The Muscovy Duck had probably been domesticated for centuries by South American Indigenous cultures at the time of its introduction to European colonialists.
The Domestic Muscovy duck is descended from the wild Muscovy Duck. While the majority of its ancestors were also wild Muscovy Ducks, the males of two other wild species also contributed their genepool.
The South American Comb Duck drake was crossed with the first semi-domestic founders.
Muscovy Ducks as pets are very popular because raising them is inexpensive and less time consuming.
Muscovy ducks don't generally like to be over handled by humans (unless they were raised by them); however, they can grow very confiding.
Muscovies are less prone to illnesses as compared to other ducks.
As Muscovy Ducks lay large clutches and can be encouraged to produce up to three clutches of offspring a year, the selective breeding regimes of the South American Indian cultures were successful in producing dramatically larger domestic muscovy with unusual coloration making individuals recognizable. This is critical in the development of domestic breeds.

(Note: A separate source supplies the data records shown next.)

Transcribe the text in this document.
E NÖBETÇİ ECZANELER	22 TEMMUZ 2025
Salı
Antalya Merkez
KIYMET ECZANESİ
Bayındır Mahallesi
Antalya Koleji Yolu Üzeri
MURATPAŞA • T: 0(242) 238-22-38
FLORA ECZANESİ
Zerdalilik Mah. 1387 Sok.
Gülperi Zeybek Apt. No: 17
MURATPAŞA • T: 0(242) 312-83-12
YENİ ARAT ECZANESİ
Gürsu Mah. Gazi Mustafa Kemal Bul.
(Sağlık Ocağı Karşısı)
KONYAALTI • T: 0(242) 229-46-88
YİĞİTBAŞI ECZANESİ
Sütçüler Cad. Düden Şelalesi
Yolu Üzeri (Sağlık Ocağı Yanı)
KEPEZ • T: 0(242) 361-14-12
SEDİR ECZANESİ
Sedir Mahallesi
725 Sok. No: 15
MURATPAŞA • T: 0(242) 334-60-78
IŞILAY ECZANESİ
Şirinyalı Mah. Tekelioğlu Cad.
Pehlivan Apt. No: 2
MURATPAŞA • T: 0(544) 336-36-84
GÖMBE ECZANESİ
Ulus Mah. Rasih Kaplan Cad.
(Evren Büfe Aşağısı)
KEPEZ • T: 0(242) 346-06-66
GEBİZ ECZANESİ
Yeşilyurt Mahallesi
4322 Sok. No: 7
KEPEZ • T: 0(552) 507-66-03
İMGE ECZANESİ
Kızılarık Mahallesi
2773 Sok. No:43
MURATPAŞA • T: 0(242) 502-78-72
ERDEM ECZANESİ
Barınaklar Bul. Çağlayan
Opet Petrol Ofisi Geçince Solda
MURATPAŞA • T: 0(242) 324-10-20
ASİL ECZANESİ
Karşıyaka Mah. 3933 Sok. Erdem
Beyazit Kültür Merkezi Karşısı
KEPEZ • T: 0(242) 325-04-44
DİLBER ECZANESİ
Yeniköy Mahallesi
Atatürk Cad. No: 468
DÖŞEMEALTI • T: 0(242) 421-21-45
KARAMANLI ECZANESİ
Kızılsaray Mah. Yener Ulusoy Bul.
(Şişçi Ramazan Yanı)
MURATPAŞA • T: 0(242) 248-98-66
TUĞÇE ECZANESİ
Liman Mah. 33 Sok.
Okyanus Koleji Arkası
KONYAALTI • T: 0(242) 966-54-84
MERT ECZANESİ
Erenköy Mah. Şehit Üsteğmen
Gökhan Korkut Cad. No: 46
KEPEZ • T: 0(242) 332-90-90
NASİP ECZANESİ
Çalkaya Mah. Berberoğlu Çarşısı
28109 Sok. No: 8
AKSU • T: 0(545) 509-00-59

Once the domestic Muscovy Duck reached the Philippines and Indonesia it readily became the most important poultry for many European settlements for the qualities of the meat and tolerance of heat and wet.
At some point, Europeans and/or their Asian neighbors either inadvertently or purposely hybridized the now critically endangered White Winged Wood Duck to their domestic Muscovy Ducks. The White Winged Wood Duck is much closer related to the Muscovy Duck than the Comb Duck. Fertile male offspring were bred back into the domestic Muscovy Duck gene pool in high enough numbers to introduce a number of new traits into the populations of founders that reached African and European Shores.